BE KIND to yourself
The feelings and emotions felt when we lose someone are am li ed distan e and the andemi es e iall at hristmas a time for famil and lo ed ones writes
Sean* spoke his final words to his mum through an iPad. He’s not sure how they landed. She didn’t reply. Covid’s border and travel restrictions meant he couldn’t travel to Ireland to see her before she died. He watched her tiny funeral via livestream.
“In normal times I would have had time to get there and see her while she was still quite well. I feel ripped off, and bad I wasn’t there for her,” he said.
Sean is typical of many who will carry their long-distance grief into Christmas this year.

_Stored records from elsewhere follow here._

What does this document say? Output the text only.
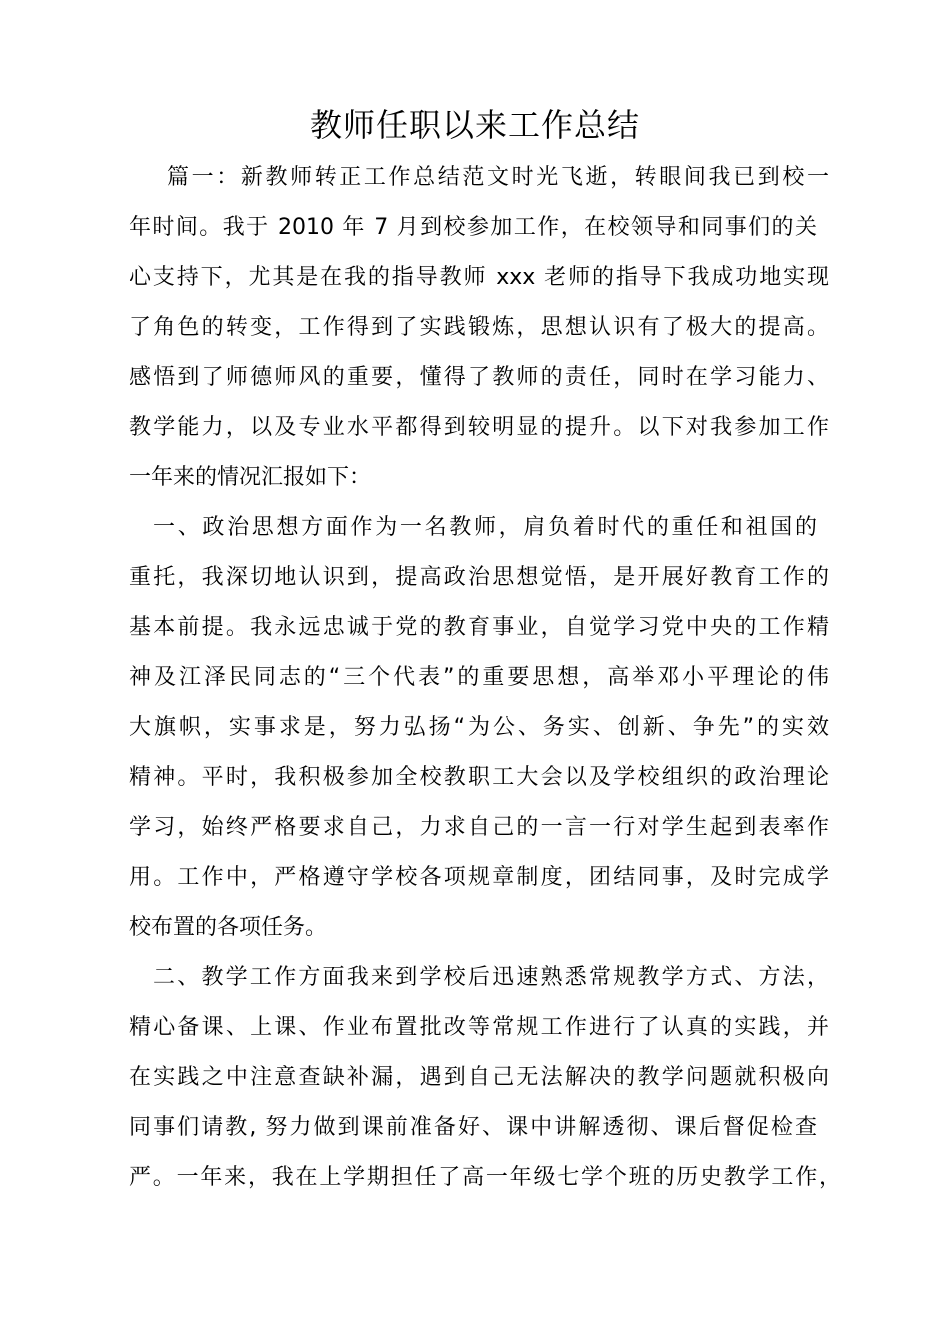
教师任职以来工作总结

篇一：新教师转正工作总结范文时光飞逝，转眼间我已到校一

年时间。我于 2010 年 7 月到校参加工作，在校领导和同事们的关

心支持下，尤其是在我的指导教师 xxx 老师的指导下我成功地实现

了角色的转变，工作得到了实践锻炼，思想认识有了极大的提高。

感悟到了师德师风的重要，懂得了教师的责任，同时在学习能力、

教学能力，以及专业水平都得到较明显的提升。以下对我参加工作

一年来的情况汇报如下：

一、政治思想方面作为一名教师，肩负着时代的重任和祖国的

重托，我深切地认识到，提高政治思想觉悟，是开展好教育工作的

基本前提。我永远忠诚于党的教育事业，自觉学习党中央的工作精

神及江泽民同志的“三个代表”的重要思想，高举邓小平理论的伟

大旗帜，实事求是，努力弘扬“为公、务实、创新、争先”的实效

精神。平时，我积极参加全校教职工大会以及学校组织的政治理论

学习，始终严格要求自己，力求自己的一言一行对学生起到表率作

用。工作中，严格遵守学校各项规章制度，团结同事，及时完成学

校布置的各项任务。

二、教学工作方面我来到学校后迅速熟悉常规教学方式、方法，

精心备课、上课、作业布置批改等常规工作进行了认真的实践，并

在实践之中注意查缺补漏，遇到自己无法解决的教学问题就积极向

同事们请教, 努力做到课前准备好、课中讲解透彻、课后督促检查

严。一年来，我在上学期担任了高一年级七学个班的历史教学工作，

Losing someone close is difficult at any time, but when the ending is thwarted, when people can’t own a piece of it – like travelling to see a loved one, holding their hand in their final days, giving them a fitting funeral or tangi – the emotional wounds can run deeper.
Like most therapists, I have heard plenty of stories like Sean’s this year, of families desperate to be with a dying loved one, or to share their grief, but held back by pandemic restrictions. There has been a lot of frustration, anger, bitterness and resentment. Sadness, helplessness and guilt are also common.
How grief plays out
There is no blueprint for dealing with grief. Swiss-American psychiatrist Elisabeth KublerRoss suggested people go through five stages when a loved one dies: denial, anger, bargaining, depression and acceptance.
But while such roadmaps can help, grief can’t be neatly packaged. Responses can depend on a person’s resilience, support systems and current stress levels.
Sudden death has particular challenges because of the shock factor. There’s no time to say goodbye.
The relationship you had with the person you have lost can be a significant influence. It is commonly believed the closer you were, the more the loss will hurt.
However, a poor or damaged relationship can trigger huge grief because the chance to mend fences (or get an apology) is gone.
The symptoms of grief look a lot like mild-tomoderate depression – tears, anger, fatigue, sleep problems, anxiety, appetite and weight changes, and feeling flat, unmotivated and lost.
The first rush of emotion can be overwhelming but some people shut down. They are just not ready to grieve at the time.
I have had many clients in therapy say “I never dealt with the death of my dad/mum/brother”. Years later, the tears will flow.
Most symptoms will ease in time but, when left to fester, grief can morph into depression. It can also return in waves, catching you off guard.
Reminders, such as a birthday or anniversary, a milestone such as getting married or having a baby, a familiar song, or seeing other families together, can trigger unexpected emotion. Christmas can be one of those times.
It is normal to struggle emotionally with loss. It is helpful to be aware of, and able to name, what you’re feeling, and to have healthy ways of expressing them.
Here are some tips to help you through the holiday season.
It’s OK to hurt
Grief isn’t about “getting over” or “dealing with” loss. It’s about making space for it, learning to live alongside it. It will be hard at certain times and that’s OK. There are no rules: The third anniversary doesn’t have to be better than the first.
Mark your loved one’s presence
Have them with you in a small way. A special Christmas decoration, make their favourite food, play music they enjoyed, go to a place that was special to them. It can be an easy way to express your feelings.
New traditions are OK, and can be better
Often the loss of a loved one means a change in family traditions. It’s not disrespectful to create new ways of doing things. It may be helpful to make a change that is more relevant to your life today.
Family is not always the best support
You need support, but be mindful about who you choose. Your whānau may be lost in their own grief, or there may be conflict between you. Avoid isolating yourself, seek comfort from those who are best placed to help and, if family relationships are strained, keep boundaries around them.
You are allowed to have fun
Losing someone doesn’t have to be all suffering. It is OK, and healthy, to have fun, alongside your grief. And, if you had a good relationship with the person you have lost, that is what they would want for you.
Say what you need to say now
Acknowledge others’ grief when you know it is tough for them. And, if you are with people you love this holiday season, say the things you need or want to say. Be warm. Express love. Mend fences, if you need to. Say what is in your heart while your people are there to hear you.
*Name and identifying details have been changed. Karen Nimmo is a clinical psychologist based in Wellington
Losing someone doesn’t have to be all suffering. It is OK, and healthy, to have fun.